Halfway through our meeting, James stopped in mid-sentence and pointed behind me through the doorway to a tree in the yard.
“There’s a hawk in the tree right there. We got eagles down here too.”
Ellsworth Kelly came to mind again, his own choice of reds long inspired by the plumage of the red-tailed hawks and cardinals he observes from his Spencertown studio window.
“The architectural elements in my work aren’t meant to specifically mirror a city. These structures might represent buildings but they are boxes and portals to other worlds, things go in, things come out, there’s not always a connection to how they operate. Sometimes the buildings represent people or any number of things, not just a tall box. They could be trees, anything. Nothing is intended to be literal, including the figures.”
He doesn’t title the works any more, preferring leave any meaning as “ambiguous” as possible.

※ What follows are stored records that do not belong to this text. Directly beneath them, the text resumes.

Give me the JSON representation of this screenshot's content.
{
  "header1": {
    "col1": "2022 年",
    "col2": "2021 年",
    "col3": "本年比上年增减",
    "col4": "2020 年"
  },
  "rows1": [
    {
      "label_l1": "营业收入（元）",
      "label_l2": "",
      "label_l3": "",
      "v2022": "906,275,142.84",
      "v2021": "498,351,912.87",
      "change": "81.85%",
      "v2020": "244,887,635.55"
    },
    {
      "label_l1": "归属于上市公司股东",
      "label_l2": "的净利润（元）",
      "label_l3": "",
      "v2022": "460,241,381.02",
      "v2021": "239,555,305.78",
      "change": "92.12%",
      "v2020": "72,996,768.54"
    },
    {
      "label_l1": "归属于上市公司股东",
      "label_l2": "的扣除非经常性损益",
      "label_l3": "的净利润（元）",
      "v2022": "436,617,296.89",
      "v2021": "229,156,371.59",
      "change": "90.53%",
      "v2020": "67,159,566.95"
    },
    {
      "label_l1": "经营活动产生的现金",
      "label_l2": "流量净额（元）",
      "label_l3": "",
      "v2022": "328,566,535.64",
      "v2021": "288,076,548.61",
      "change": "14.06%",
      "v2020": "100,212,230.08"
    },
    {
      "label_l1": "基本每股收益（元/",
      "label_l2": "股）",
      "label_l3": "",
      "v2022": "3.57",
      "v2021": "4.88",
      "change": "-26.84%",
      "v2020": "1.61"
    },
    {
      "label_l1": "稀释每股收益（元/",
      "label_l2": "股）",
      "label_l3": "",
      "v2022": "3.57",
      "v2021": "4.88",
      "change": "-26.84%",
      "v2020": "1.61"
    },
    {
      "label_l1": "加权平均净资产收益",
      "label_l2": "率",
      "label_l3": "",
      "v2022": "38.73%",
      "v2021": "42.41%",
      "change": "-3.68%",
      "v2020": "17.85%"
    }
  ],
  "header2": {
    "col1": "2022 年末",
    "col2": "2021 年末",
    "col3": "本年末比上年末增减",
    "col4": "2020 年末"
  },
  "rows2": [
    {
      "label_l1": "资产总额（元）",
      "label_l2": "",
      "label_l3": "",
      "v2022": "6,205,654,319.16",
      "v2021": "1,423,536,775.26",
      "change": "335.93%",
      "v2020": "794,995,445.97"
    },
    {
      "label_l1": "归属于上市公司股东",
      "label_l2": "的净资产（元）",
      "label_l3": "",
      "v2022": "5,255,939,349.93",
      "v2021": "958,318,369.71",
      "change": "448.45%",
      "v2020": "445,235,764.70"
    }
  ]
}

“To have no titles or clues as to what the work is allows viewers to engage with it on a personal level, create their own stories and internalise it to themselves, which I think is important in making good art. Good art is what it is internally because it speaks to people on all levels.”

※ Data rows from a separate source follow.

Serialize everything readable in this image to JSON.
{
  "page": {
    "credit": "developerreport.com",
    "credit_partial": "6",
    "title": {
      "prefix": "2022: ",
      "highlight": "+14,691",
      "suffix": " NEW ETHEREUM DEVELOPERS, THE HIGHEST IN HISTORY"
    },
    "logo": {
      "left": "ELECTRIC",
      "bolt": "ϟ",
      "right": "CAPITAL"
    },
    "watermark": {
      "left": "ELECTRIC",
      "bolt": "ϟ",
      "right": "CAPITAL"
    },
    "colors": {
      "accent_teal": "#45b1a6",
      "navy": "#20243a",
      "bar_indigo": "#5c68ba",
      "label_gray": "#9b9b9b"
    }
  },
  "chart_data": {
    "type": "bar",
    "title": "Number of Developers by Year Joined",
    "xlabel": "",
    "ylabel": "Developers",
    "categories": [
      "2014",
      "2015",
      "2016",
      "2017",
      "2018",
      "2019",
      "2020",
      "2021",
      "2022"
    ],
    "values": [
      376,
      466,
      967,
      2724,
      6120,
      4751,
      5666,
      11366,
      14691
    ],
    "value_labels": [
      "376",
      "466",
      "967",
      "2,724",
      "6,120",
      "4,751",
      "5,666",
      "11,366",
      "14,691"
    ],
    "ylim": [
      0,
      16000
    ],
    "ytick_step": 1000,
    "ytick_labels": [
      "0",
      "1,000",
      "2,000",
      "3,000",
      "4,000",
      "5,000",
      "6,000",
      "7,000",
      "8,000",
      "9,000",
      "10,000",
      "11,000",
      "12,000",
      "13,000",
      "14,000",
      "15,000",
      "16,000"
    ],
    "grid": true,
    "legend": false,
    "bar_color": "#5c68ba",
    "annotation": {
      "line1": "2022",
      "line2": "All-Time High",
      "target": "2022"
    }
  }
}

Is that a reason that Space Monkey doesn’t feature in the most recent work then, because of the tendency for people to read the work in narrative terms and Dalek wanting to be free from that for a while?
“Partly what was interesting about doing the Space Monkey paintings was toying with that idea of having a character but not having a narrative, realising that people will create one. It’s human nature, people wanting to define things, like in a Rorschach test. If you can’t define something, people hate it, so why is that? But at the same time I hate it when people tell me what things are about. Art’s not an intellectual thing I don’t think, it’s very visceral. The minute you know what something’s about, there’s no engagement, no personal exploration. That’s what I used to love about going to the Smithsonian in Washington to see art, the exploration. I’ve never had any desire to know what any artist ever meant with what they were doing because the minute I know it totally kills what I see, the way I interpret and internalise it.”
Maybe it’s as Ellsworth Kelly said: “Aesthetics is for artists as ornithology is for the birds”.